Le régime des monuments historiques obéit à des règles distinctes et strictes, liées notamment au statut du bien et à ses conditions de conservation ou d’ouverture. Il faut donc distinguer un hôtel particulier ancien d’un immeuble officiellement protégé. Les factures, autorisations et diagnostics doivent être conservés dès l’achat.
Location nue ou meublée : des revenus imposés dans deux catégories
La location vide produit des revenus fonciers. Sous 15 000 euros de revenus fonciers annuels, le micro-foncier applique un abattement forfaitaire de 30 %, sauf option ou exclusion. Au régime réel, intérêts d’emprunt, taxe foncière, assurance et charges de travaux déductibles sont pris en compte selon leur nature.
Une location meublée, y compris saisonnière, relève des bénéfices industriels et commerciaux. Le micro-BIC ou le régime réel s’applique selon les recettes, le type de meublé et les seuils en vigueur. Le réel permet notamment de déduire les charges et, sous conditions, d’amortir le logement et son mobilier.
Pour un hôtel particulier destiné à accueillir des voyageurs, la rentabilité doit intégrer la taxe de séjour, les plateformes, le ménage et la vacance hors saison. La commune peut encadrer le changement d’usage ou l’enregistrement. Ce guide de la fiscalité des locations saisonnières détaille les déclarations à prévoir.
- La CFE peut s’appliquer à une activité de location meublée habituelle.
- La taxe d’habitation reste due sur une résidence secondaire conservée à disposition du propriétaire.
- L’IFI concerne les foyers dont le patrimoine immobilier net taxable dépasse 1,3 million d’euros au 1er janvier.
À la revente, calculer la plus-value avant de fixer son prix
Hors exonération, la plus-value immobilière d’un particulier est taxée à 19 %, auxquels s’ajoutent 17,2 % de prélèvements sociaux. La base correspond au prix de vente, diminué des frais admis, moins le prix d’achat majoré des frais et travaux éligibles. Une surtaxe s’ajoute lorsque la plus-value imposable dépasse 50 000 euros.
Les frais d’acquisition peuvent être retenus pour leur montant réel ou, sur justificatifs inutiles, au forfait de 7,5 %. Après cinq ans de détention, le vendeur peut aussi retenir un forfait travaux de 15 % du prix d’achat, sous réserve des règles applicables. Les travaux déjà déduits des revenus locatifs ne peuvent pas être comptés une seconde fois.
L’abattement pour durée de détention exonère l’impôt sur le revenu après 22 ans et les prélèvements sociaux après 30 ans. La vente de la résidence principale est en principe exonérée.
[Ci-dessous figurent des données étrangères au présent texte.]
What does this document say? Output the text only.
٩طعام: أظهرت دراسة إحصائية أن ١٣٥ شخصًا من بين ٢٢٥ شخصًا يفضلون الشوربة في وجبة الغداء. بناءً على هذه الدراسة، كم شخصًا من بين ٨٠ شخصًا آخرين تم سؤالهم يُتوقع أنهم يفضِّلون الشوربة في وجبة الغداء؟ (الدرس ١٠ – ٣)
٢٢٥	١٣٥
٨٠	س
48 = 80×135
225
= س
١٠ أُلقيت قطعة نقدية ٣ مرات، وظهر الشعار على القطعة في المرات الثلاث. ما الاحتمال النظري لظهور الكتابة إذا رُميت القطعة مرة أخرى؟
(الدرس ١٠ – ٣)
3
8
Les règles, exonérations et justificatifs sont présentés par l’administration fiscale.
Hôtel particulier : ce qu’il faut retenir
Le projet gagne à être chiffré avec trois scénarios distincts : usage privé, location nue et location meublée. Il faut y intégrer les frais d’acte, la fiscalité annuelle, le coût des travaux et la fiscalité de sortie. Un calendrier de conservation des pièces facilite ensuite la déclaration des revenus comme le calcul de la revente.
Pour anticiper ce dernier point, consultez aussi le détail du calcul de la plus-value immobilière en Baie de Somme. Dans une demeure ancienne, la qualité des justificatifs compte autant que leur montant.